The Company will take measures to control access to the Retained Personal Data, restrict methods of taking out the Retained Personal Data, and prevent unauthorized access from the outside, and will take other necessary and appropriate measures for preventing leakage or loss of, or damage to, the Retained Personal Data and other security control of the Retained Personal Data (the “Security Control Measures”). When taking the Security Control Measures, the Company will utilize the frameworks of related laws and regulations, guidelines, and information security systems, and appropriately implement technical security control measures and Organizational Security Control Measures, as follows:

(1)Technical Security Control Measures

  1. The Company will control access to the Retained Personal Data (such as physical and electronic management of access authority, measures to prevent unauthorized access, and supervision of access status).
  2. The Company will restrict the methods of taking out the Retained Personal Data (such as measures against unauthorized removal outside the company using external storage media and e-mails).

(2)Organizational Security Control Measures

  1. Supervision of officers and employees (collectively, the “Employees”)
    • The Company will appoint a manager who is responsible for managing personal information and clearly prescribe the responsibility and authority of the Employees with regard to security control of the Retained Personal Data.
    • The Company will establish internal rules and manuals concerning security control of the Retained Personal Data and have the Employees comply with them, as well as conduct appropriate compliance audits.
    1. Supervision of outsourcing contractors
      • The Company may outsource all or a part of the handling of the Retained Personal Data. In such case, the Company will select outsourcing contractors deemed capable of handling the Retained Personal Data properly and implement necessary and appropriate management to ensure compliance by the outsourcing contracts with the obligations imposed on them by the Company.

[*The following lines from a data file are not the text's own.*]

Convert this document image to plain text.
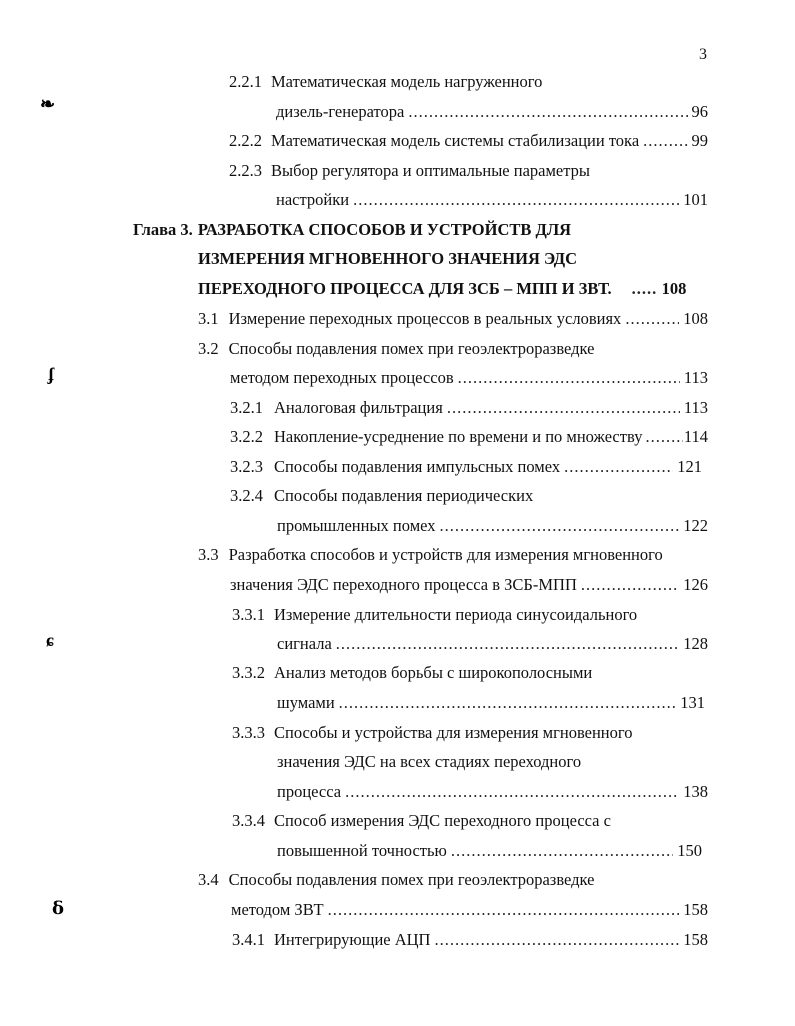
3
❧
ʄ
ɕ
ẟ
2.2.1 Математическая модель нагруженного
дизель-генератора .....	96
2.2.2 Математическая модель системы стабилизации тока .....	99
2.2.3 Выбор регулятора и оптимальные параметры
настройки .....	101
Глава 3. РАЗРАБОТКА СПОСОБОВ И УСТРОЙСТВ ДЛЯ
ИЗМЕРЕНИЯ МГНОВЕННОГО ЗНАЧЕНИЯ ЭДС
ПЕРЕХОДНОГО ПРОЦЕССА ДЛЯ ЗСБ – МПП И ЗВТ. .....	108
3.1 Измерение переходных процессов в реальных условиях .....	108
3.2 Способы подавления помех при геоэлектроразведке
методом переходных процессов .....	113
3.2.1 Аналоговая фильтрация .....	113
3.2.2 Накопление-усреднение по времени и по множеству .....	114
3.2.3 Способы подавления импульсных помех .....	121
3.2.4 Способы подавления периодических
промышленных помех .....	122
3.3 Разработка способов и устройств для измерения мгновенного
значения ЭДС переходного процесса в ЗСБ-МПП .....	126
3.3.1 Измерение длительности периода синусоидального
сигнала .....	128
3.3.2 Анализ методов борьбы с широкополосными
шумами .....	131
3.3.3 Способы и устройства для измерения мгновенного
значения ЭДС на всех стадиях переходного
процесса .....	138
3.3.4 Способ измерения ЭДС переходного процесса с
повышенной точностью .....	150
3.4 Способы подавления помех при геоэлектроразведке
методом ЗВТ .....	158
3.4.1 Интегрирующие АЦП .....	158
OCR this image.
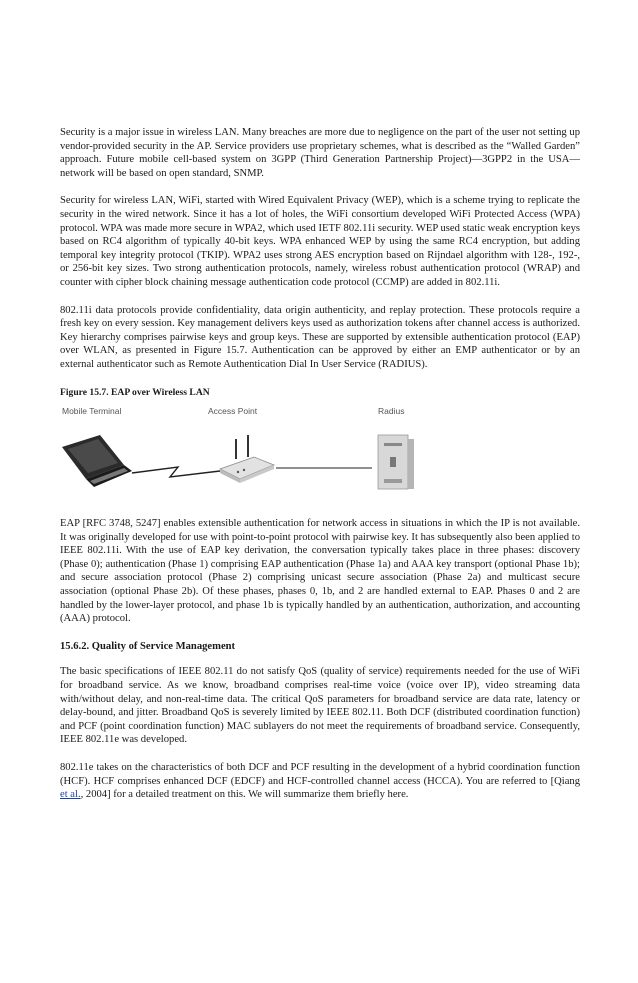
Security is a major issue in wireless LAN. Many breaches are more due to negligence on the part of the user not setting up vendor-provided security in the AP. Service providers use proprietary schemes, what is described as the “Walled Garden” approach. Future mobile cell-based system on 3GPP (Third Generation Partnership Project)—3GPP2 in the USA—network will be based on open standard, SNMP.

Security for wireless LAN, WiFi, started with Wired Equivalent Privacy (WEP), which is a scheme trying to replicate the security in the wired network. Since it has a lot of holes, the WiFi consortium developed WiFi Protected Access (WPA) protocol. WPA was made more secure in WPA2, which used IETF 802.11i security. WEP used static weak encryption keys based on RC4 algorithm of typically 40-bit keys. WPA enhanced WEP by using the same RC4 encryption, but adding temporal key integrity protocol (TKIP). WPA2 uses strong AES encryption based on Rijndael algorithm with 128-, 192-, or 256-bit key sizes. Two strong authentication protocols, namely, wireless robust authentication protocol (WRAP) and counter with cipher block chaining message authentication code protocol (CCMP) are added in 802.11i.

802.11i data protocols provide confidentiality, data origin authenticity, and replay protection. These protocols require a fresh key on every session. Key management delivers keys used as authorization tokens after channel access is authorized. Key hierarchy comprises pairwise keys and group keys. These are supported by extensible authentication protocol (EAP) over WLAN, as presented in Figure 15.7. Authentication can be approved by either an EMP authenticator or by an external authenticator such as Remote Authentication Dial In User Service (RADIUS).

Figure 15.7. EAP over Wireless LAN
Mobile Terminal	Access Point	Radius

EAP [RFC 3748, 5247] enables extensible authentication for network access in situations in which the IP is not available. It was originally developed for use with point-to-point protocol with pairwise key. It has subsequently also been applied to IEEE 802.11i. With the use of EAP key derivation, the conversation typically takes place in three phases: discovery (Phase 0); authentication (Phase 1) comprising EAP authentication (Phase 1a) and AAA key transport (optional Phase 1b); and secure association protocol (Phase 2) comprising unicast secure association (Phase 2a) and multicast secure association (optional Phase 2b). Of these phases, phases 0, 1b, and 2 are handled external to EAP. Phases 0 and 2 are handled by the lower-layer protocol, and phase 1b is typically handled by an authentication, authorization, and accounting (AAA) protocol.

15.6.2. Quality of Service Management

The basic specifications of IEEE 802.11 do not satisfy QoS (quality of service) requirements needed for the use of WiFi for broadband service. As we know, broadband comprises real-time voice (voice over IP), video streaming data with/without delay, and non-real-time data. The critical QoS parameters for broadband service are data rate, latency or delay-bound, and jitter. Broadband QoS is severely limited by IEEE 802.11. Both DCF (distributed coordination function) and PCF (point coordination function) MAC sublayers do not meet the requirements of broadband service. Consequently, IEEE 802.11e was developed.

802.11e takes on the characteristics of both DCF and PCF resulting in the development of a hybrid coordination function (HCF). HCF comprises enhanced DCF (EDCF) and HCF-controlled channel access (HCCA). You are referred to [Qiang et al., 2004] for a detailed treatment on this. We will summarize them briefly here.
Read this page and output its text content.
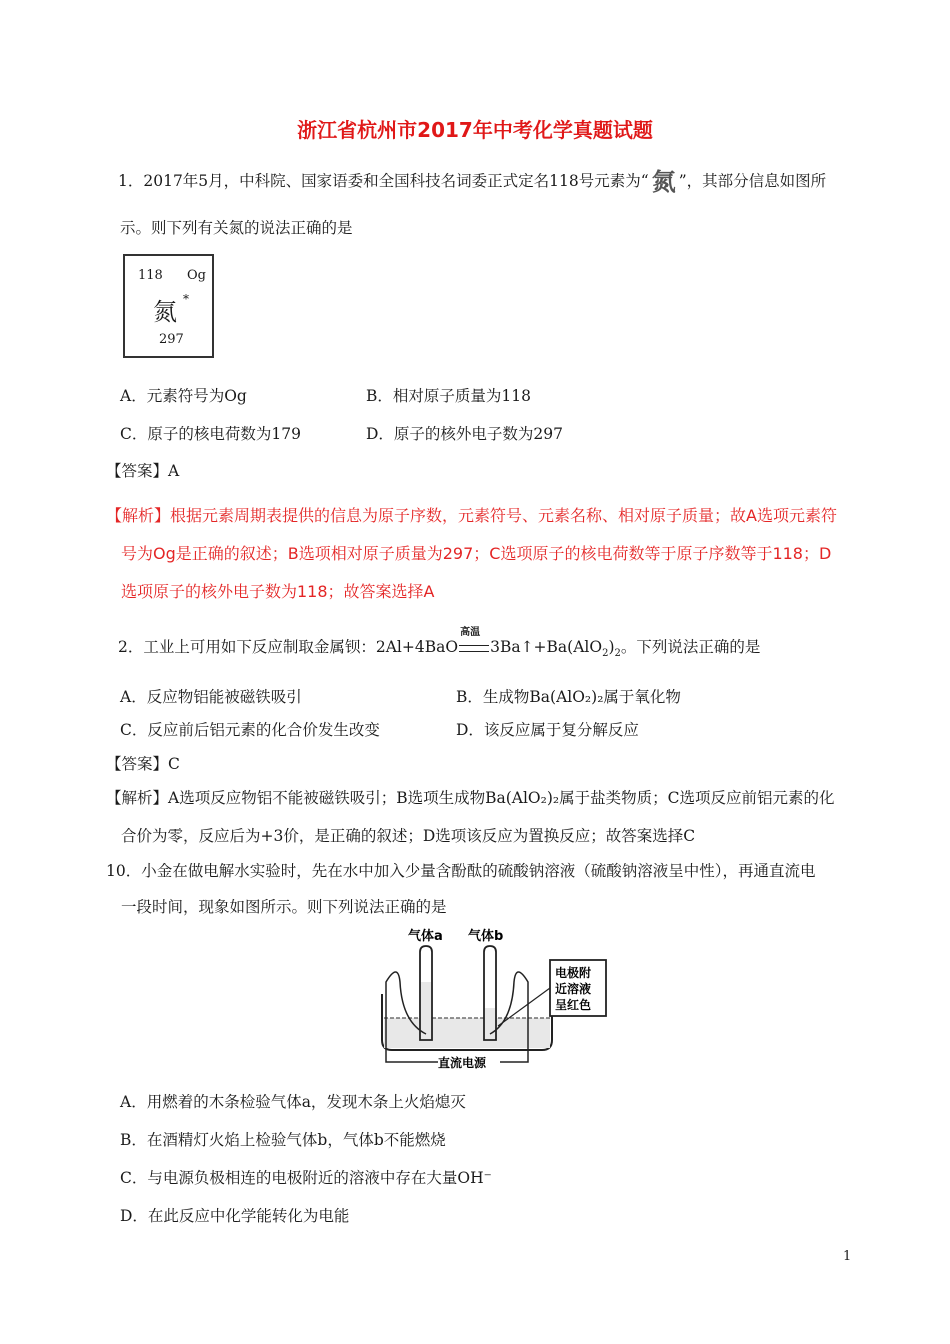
浙江省杭州市2017年中考化学真题试题
1．2017年5月，中科院、国家语委和全国科技名词委正式定名118号元素为“ 氮 ”，其部分信息如图所
示。则下列有关氮的说法正确的是
118 Og
氮 *
297
A．元素符号为Og	B．相对原子质量为118
C．原子的核电荷数为179	D．原子的核外电子数为297
【答案】A
【解析】根据元素周期表提供的信息为原子序数，元素符号、元素名称、相对原子质量；故A选项元素符
号为Og是正确的叙述；B选项相对原子质量为297；C选项原子的核电荷数等于原子序数等于118；D
选项原子的核外电子数为118；故答案选择A
2．工业上可用如下反应制取金属钡：2Al+4BaO
高温
$3Ba↑+Ba(AlO_2)_2$。下列说法正确的是
A．反应物铝能被磁铁吸引	B．生成物Ba(AlO₂)₂属于氧化物
C．反应前后铝元素的化合价发生改变	D．该反应属于复分解反应
【答案】C
【解析】A选项反应物铝不能被磁铁吸引；B选项生成物Ba(AlO₂)₂属于盐类物质；C选项反应前铝元素的化
合价为零，反应后为+3价，是正确的叙述；D选项该反应为置换反应；故答案选择C
10．小金在做电解水实验时，先在水中加入少量含酚酞的硫酸钠溶液（硫酸钠溶液呈中性），再通直流电
一段时间，现象如图所示。则下列说法正确的是
气体a 气体b
直流电源
电极附
近溶液
呈红色
A．用燃着的木条检验气体a，发现木条上火焰熄灭
B．在酒精灯火焰上检验气体b，气体b不能燃烧
C．与电源负极相连的电极附近的溶液中存在大量OH⁻
D．在此反应中化学能转化为电能
1
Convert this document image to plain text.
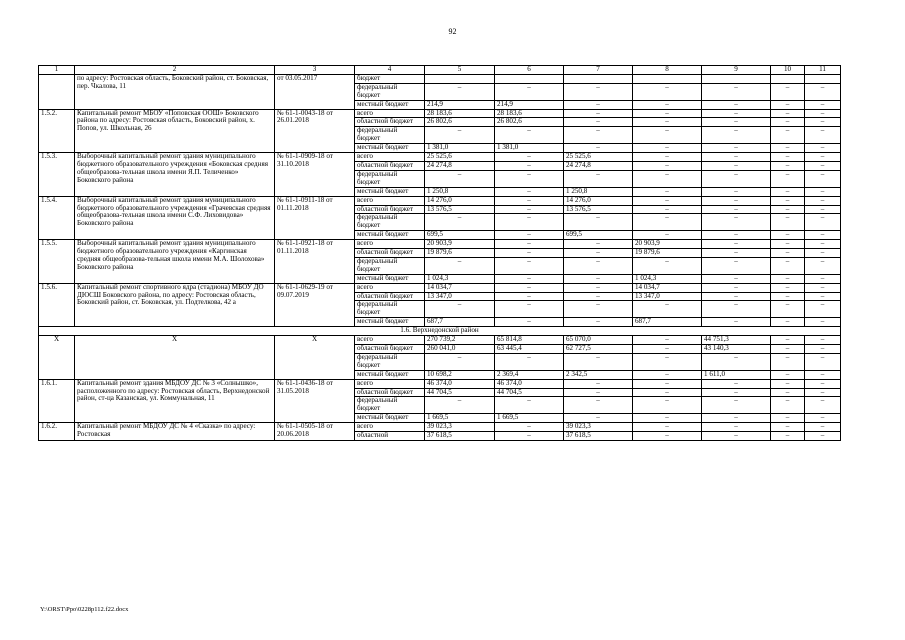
92
1	2	3	4	5	6	7	8	9	10	11
	по адресу: Ростовская область, Боковский район, ст. Боковская, пер. Чкалова, 11	от 03.05.2017	бюджет							
			федеральный бюджет	–	–	–	–	–	–	–
			местный бюджет	214,9	214,9	–	–	–	–	–
1.5.2.	Капитальный ремонт МБОУ «Поповская ООШ» Боковского района по адресу: Ростовская область, Боковский район, х. Попов, ул. Школьная, 26	№ 61-1-0043-18 от 26.01.2018	всего	28 183,6	28 183,6	–	–	–	–	–
			областной бюджет	26 802,6	26 802,6	–	–	–	–	–
			федеральный бюджет	–	–	–	–	–	–	–
			местный бюджет	1 381,0	1 381,0	–	–	–	–	–
1.5.3.	Выборочный капитальный ремонт здания муниципального бюджетного образовательного учреждения «Боковская средняя общеобразова-тельная школа имени Я.П. Теличенко» Боковского района	№ 61-1-0909-18 от 31.10.2018	всего	25 525,6	–	25 525,6	–	–	–	–
			областной бюджет	24 274,8	–	24 274,8	–	–	–	–
			федеральный бюджет	–	–	–	–	–	–	–
			местный бюджет	1 250,8	–	1 250,8	–	–	–	–
1.5.4.	Выборочный капитальный ремонт здания муниципального бюджетного образовательного учреждения «Грачевская средняя общеобразова-тельная школа имени С.Ф. Лиховидова» Боковского района	№ 61-1-0911-18 от 01.11.2018	всего	14 276,0	–	14 276,0	–	–	–	–
			областной бюджет	13 576,5	–	13 576,5	–	–	–	–
			федеральный бюджет	–	–	–	–	–	–	–
			местный бюджет	699,5	–	699,5	–	–	–	–
1.5.5.	Выборочный капитальный ремонт здания муниципального бюджетного образовательного учреждения «Каргинская средняя общеобразова-тельная школа имени М.А. Шолохова» Боковского района	№ 61-1-0921-18 от 01.11.2018	всего	20 903,9	–	–	20 903,9	–	–	–
			областной бюджет	19 879,6	–	–	19 879,6	–	–	–
			федеральный бюджет	–	–	–	–	–	–	–
			местный бюджет	1 024,3	–	–	1 024,3	–	–	–
1.5.6.	Капитальный ремонт спортивного ядра (стадиона) МБОУ ДО ДЮСШ Боковского района, по адресу: Ростовская область, Боковский район, ст. Боковская, ул. Подтелкова, 42 а	№ 61-1-0629-19 от 09.07.2019	всего	14 034,7	–	–	14 034,7	–	–	–
			областной бюджет	13 347,0	–	–	13 347,0	–	–	–
			федеральный бюджет	–	–	–	–	–	–	–
			местный бюджет	687,7	–	–	687,7	–	–	–
1.6. Верхнедонской район										
Х	Х	Х	всего	270 739,2	65 814,8	65 070,0	–	44 751,3	–	–
			областной бюджет	260 041,0	63 445,4	62 727,5	–	43 140,3	–	–
			федеральный бюджет	–	–	–	–	–	–	–
			местный бюджет	10 698,2	2 369,4	2 342,5	–	1 611,0	–	–
1.6.1.	Капитальный ремонт здания МБДОУ ДС № 3 «Солнышко», расположенного по адресу: Ростовская область, Верхнедонской район, ст-ца Казанская, ул. Коммунальная, 11	№ 61-1-0436-18 от 31.05.2018	всего	46 374,0	46 374,0	–	–	–	–	–
			областной бюджет	44 704,5	44 704,5	–	–	–	–	–
			федеральный бюджет	–	–	–	–	–	–	–
			местный бюджет	1 669,5	1 669,5	–	–	–	–	–
1.6.2.	Капитальный ремонт МБДОУ ДС № 4 «Сказка» по адресу: Ростовская	№ 61-1-0505-18 от 20.06.2018	всего	39 023,3	–	39 023,3	–	–	–	–
			областной	37 618,5	–	37 618,5	–	–	–	–
Y:\ORST\Ppo\0228p112.f22.docx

12. Methods and contact points for the application or request for disclosures, etc.

With regard to any of the foregoing requests in paragraphs 6 to 9 concerning the Retained Personal Data and other information, please send identity verification documents (copy of driver's license, passport, insurance card, etc.) to the following address by mail.

〒107-8077
2-5-1 Kita Aoyama, Minato-ku, Tokyo
Public Relations Department, ITOCHU Corporation Personal Information Contact

13. Revision

The Company may revise this Policy from time to time to appropriately reflect any changes of laws, regulations, and other requirements as necessary.